The problem is that if the connection to Gremlin/Neptune is established and after that the server does not respond any more, the gremlin connection never times out, making the process/thread wait forever for a response that will never come.
How to reproduce
- Start a local gremlin server on the default port 8182
- On a terminal, run nc to listen on port 8183 with nc -lk 8183
- Run the following python code to connect to the 8183 port:
from gremlin_python.driver.driver_remote_connection import DriverRemoteConnection from gremlin_python.process.anonymous_traversal import traversal remote_connection = DriverRemoteConnection("ws://127.0.0.1:8183/gremlin", "g") g = traversal().withRemote(remote_connection) g.V().limit(1).toList()
- You will see the connection request on nc output. First time, don't do anything and it will timeout saying the connection couldn't be established.
- Now repeat the steps, but make nc respond to establish the connection. The quickest way I found is to manually relay the message the real gremlin server:
- Copy the whole request from nc -l output
- On another terminal, open a connection to the gremlin server with nc 127.0.0.1 8182
- Paste the request you copied before to nc 127.0.0.1 8182 terminal
- Copy the gremlin server response and paste into nc -l output
- The connection will be established and the nc -l will receive some unprintable chars corresponding to g.V().limit(1).toList()

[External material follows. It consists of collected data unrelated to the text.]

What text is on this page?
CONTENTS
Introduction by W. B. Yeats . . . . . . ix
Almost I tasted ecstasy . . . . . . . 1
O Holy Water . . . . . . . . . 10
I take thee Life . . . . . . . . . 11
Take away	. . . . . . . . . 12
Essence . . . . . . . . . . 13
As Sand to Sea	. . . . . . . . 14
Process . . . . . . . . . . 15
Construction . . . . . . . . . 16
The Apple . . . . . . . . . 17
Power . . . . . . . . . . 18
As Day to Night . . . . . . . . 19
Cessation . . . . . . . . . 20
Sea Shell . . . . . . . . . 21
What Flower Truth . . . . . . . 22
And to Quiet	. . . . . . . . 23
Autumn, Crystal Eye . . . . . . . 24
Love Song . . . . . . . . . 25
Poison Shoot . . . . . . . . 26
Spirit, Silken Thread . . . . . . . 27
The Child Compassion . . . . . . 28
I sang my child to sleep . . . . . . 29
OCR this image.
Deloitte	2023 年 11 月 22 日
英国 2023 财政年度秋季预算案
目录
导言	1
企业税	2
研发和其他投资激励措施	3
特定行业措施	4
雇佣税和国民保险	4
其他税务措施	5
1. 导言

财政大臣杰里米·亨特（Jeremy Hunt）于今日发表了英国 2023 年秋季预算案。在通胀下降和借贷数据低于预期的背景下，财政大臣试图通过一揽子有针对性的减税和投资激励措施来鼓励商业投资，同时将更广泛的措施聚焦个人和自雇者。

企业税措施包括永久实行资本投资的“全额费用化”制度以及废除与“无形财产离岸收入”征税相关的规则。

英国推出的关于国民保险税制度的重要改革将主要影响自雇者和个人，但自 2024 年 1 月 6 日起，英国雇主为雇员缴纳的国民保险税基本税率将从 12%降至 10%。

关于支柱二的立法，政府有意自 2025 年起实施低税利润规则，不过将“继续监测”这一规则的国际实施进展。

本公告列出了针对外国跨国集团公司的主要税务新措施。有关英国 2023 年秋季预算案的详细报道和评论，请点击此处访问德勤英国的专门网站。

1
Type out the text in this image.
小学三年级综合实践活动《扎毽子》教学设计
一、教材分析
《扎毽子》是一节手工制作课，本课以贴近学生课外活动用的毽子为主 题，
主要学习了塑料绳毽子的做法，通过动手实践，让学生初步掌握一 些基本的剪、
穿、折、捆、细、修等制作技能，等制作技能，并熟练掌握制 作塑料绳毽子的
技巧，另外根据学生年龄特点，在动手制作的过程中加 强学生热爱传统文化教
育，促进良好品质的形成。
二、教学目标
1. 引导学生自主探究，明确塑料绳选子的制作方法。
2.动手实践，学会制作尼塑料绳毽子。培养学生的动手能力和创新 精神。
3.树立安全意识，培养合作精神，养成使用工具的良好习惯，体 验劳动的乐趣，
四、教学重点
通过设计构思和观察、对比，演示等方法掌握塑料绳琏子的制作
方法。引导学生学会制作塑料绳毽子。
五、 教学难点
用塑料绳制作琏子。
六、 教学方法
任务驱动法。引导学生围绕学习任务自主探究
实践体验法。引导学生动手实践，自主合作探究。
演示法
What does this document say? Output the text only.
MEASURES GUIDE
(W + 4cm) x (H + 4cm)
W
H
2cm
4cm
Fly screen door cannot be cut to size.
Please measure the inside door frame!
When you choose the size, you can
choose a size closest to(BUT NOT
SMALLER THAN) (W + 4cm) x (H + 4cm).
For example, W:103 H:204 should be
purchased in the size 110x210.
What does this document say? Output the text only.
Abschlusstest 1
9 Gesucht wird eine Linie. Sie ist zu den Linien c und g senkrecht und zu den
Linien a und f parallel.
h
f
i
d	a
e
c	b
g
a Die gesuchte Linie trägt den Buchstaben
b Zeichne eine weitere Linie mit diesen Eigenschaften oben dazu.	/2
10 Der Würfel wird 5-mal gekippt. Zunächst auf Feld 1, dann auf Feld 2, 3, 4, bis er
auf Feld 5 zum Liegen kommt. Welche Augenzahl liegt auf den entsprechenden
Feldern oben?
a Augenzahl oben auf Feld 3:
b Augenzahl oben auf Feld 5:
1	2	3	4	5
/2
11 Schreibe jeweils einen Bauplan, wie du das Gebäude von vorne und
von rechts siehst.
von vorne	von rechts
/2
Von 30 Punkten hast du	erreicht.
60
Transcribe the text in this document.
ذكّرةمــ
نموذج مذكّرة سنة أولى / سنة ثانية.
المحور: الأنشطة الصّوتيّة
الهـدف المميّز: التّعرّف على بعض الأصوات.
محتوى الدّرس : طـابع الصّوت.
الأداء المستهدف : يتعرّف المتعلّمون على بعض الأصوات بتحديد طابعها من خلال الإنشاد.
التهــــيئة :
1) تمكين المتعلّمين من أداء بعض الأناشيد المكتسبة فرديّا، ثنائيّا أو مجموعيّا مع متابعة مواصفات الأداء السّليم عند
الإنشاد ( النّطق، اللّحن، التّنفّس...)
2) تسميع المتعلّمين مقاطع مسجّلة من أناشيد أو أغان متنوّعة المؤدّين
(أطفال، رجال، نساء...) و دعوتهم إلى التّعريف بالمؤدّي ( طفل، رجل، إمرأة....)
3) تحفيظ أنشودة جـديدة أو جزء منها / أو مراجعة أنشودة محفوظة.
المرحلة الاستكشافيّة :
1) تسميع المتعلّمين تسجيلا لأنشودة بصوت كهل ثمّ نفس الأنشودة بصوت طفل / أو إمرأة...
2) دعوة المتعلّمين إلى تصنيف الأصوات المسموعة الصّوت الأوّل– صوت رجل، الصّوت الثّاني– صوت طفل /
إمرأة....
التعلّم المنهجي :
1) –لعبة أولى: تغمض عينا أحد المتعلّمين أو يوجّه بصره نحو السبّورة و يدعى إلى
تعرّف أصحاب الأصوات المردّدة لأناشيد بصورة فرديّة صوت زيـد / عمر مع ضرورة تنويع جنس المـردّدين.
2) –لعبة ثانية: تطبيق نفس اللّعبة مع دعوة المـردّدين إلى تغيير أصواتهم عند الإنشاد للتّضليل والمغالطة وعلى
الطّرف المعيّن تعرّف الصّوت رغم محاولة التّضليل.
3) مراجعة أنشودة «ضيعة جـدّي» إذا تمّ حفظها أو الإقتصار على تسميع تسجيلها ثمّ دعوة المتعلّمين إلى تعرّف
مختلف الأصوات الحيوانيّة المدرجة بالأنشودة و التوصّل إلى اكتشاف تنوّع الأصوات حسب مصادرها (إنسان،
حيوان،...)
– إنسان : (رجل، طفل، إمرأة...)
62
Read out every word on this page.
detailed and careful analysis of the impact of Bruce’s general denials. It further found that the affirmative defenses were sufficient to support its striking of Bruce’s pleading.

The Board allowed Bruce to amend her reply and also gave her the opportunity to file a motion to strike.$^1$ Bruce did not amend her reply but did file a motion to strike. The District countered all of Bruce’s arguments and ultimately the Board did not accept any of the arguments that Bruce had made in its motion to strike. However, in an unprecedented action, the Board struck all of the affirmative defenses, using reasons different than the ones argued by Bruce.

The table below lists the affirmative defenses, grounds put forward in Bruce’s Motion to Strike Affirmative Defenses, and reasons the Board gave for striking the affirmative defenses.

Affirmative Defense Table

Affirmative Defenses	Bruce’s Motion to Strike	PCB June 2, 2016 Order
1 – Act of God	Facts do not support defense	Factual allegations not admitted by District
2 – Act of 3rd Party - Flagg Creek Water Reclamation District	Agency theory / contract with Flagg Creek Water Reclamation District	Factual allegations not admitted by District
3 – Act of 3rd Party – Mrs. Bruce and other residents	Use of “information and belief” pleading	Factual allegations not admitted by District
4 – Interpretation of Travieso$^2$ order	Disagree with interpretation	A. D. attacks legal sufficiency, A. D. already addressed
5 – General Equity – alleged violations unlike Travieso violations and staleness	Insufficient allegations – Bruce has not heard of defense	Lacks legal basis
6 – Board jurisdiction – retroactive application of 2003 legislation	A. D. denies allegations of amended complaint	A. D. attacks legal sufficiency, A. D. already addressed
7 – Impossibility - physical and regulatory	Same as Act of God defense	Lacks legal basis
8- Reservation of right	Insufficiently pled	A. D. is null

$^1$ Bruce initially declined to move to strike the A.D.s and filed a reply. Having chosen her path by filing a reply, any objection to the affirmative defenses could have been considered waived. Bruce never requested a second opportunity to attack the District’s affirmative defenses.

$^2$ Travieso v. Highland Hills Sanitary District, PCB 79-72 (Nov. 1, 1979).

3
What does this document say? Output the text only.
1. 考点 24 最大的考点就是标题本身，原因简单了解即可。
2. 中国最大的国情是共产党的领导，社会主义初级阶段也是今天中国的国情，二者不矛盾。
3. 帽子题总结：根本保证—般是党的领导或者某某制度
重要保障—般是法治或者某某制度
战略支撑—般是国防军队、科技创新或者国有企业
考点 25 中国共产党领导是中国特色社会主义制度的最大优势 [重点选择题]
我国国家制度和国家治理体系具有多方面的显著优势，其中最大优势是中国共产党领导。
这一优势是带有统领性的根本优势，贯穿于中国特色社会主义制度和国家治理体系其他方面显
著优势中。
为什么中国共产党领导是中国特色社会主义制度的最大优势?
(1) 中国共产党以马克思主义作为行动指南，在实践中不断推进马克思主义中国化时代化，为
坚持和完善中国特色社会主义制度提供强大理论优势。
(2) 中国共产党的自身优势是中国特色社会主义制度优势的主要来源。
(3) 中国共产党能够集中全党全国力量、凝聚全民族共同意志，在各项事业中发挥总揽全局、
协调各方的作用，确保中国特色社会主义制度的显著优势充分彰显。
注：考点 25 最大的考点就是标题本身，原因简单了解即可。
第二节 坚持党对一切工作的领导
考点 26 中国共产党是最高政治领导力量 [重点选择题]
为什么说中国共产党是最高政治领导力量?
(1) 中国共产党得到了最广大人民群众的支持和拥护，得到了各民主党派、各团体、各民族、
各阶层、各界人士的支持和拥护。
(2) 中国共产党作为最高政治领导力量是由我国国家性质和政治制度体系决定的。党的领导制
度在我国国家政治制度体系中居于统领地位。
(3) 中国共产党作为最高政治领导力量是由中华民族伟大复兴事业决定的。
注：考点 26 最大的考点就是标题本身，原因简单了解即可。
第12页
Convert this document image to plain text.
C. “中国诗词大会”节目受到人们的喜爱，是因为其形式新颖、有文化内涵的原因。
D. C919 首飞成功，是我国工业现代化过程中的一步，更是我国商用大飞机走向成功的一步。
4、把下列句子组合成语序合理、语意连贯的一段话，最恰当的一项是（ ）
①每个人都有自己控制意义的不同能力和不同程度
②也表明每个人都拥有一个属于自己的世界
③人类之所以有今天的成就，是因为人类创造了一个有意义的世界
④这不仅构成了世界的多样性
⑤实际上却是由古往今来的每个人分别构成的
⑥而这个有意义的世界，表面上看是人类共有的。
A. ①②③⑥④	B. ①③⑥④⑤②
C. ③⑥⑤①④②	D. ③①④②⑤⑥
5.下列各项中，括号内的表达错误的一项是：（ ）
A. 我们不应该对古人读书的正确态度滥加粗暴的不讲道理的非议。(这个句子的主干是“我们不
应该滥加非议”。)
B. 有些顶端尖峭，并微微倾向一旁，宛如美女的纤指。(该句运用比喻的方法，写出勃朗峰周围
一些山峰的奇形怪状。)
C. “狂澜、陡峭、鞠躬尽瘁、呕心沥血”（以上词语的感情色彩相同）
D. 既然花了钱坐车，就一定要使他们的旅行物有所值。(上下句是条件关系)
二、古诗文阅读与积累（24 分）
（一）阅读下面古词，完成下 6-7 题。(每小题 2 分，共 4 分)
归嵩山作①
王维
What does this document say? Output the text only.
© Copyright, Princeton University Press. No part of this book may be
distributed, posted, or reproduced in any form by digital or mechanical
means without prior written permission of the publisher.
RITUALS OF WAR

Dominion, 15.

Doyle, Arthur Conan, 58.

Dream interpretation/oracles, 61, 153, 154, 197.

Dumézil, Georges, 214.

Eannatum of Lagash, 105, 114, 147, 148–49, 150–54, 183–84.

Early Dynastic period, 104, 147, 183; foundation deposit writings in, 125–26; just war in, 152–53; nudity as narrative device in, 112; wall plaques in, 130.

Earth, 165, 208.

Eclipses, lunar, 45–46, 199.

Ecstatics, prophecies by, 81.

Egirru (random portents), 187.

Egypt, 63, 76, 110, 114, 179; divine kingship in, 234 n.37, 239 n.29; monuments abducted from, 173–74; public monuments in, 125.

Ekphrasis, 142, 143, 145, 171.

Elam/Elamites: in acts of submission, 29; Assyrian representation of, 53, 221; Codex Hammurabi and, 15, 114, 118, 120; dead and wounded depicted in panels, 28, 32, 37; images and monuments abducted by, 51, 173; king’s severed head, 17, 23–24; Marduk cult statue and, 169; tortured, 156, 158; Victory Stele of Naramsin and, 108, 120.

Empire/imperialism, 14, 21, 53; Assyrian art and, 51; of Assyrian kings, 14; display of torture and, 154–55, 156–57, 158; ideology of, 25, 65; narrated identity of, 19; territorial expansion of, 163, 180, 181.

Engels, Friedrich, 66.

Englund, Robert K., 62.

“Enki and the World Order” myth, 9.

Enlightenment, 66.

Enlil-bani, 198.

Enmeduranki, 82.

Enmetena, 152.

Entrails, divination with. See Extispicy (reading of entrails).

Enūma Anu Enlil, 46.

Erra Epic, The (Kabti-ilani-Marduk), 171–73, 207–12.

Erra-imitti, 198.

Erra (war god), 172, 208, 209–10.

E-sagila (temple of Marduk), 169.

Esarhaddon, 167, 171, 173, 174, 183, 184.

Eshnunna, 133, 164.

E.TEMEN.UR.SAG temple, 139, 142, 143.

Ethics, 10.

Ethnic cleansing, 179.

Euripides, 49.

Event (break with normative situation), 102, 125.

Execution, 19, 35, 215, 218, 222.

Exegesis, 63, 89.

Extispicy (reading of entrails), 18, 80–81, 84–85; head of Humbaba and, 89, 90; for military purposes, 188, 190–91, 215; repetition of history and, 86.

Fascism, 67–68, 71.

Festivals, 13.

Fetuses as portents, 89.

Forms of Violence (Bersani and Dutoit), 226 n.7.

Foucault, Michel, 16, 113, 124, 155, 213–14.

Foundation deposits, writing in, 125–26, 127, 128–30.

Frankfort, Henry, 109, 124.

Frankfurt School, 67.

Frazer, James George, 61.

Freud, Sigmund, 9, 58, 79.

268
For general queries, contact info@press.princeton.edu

- Now, if there is no response from nc -l process, the python code will hang forever.
Possible solution
As I looked into it, the problem seems that the TornadoTransport implementation does not pass any timeout when reading (and writing) messages. So, passing a timeout to self._loop.run_sync can solve the issue, at least raising an exception when the server does not respond.
If I change the example above:
from gremlin_python.driver.driver_remote_connection import DriverRemoteConnection from gremlin_python.driver.tornado.transport import TornadoTransport from gremlin_python.process.anonymous_traversal import traversal class CustomTornadoTransport(TornadoTransport): def read(self): return self._loop.run_sync(lambda: self._ws.read_message(), timeout=5) remote_connection = DriverRemoteConnection("ws://127.0.0.1:8183/gremlin", "g", transport_factory=CustomTornadoTransport) g = traversal().withRemote(remote_connection) g.V().limit(1).toList()
and repeat the same steps, g.V().limit(1).toList() times out after not getting any response from the server for 5 seconds.
I'm not sure if there should be any timeout for writing, but it seems it should definitely be set for read operations.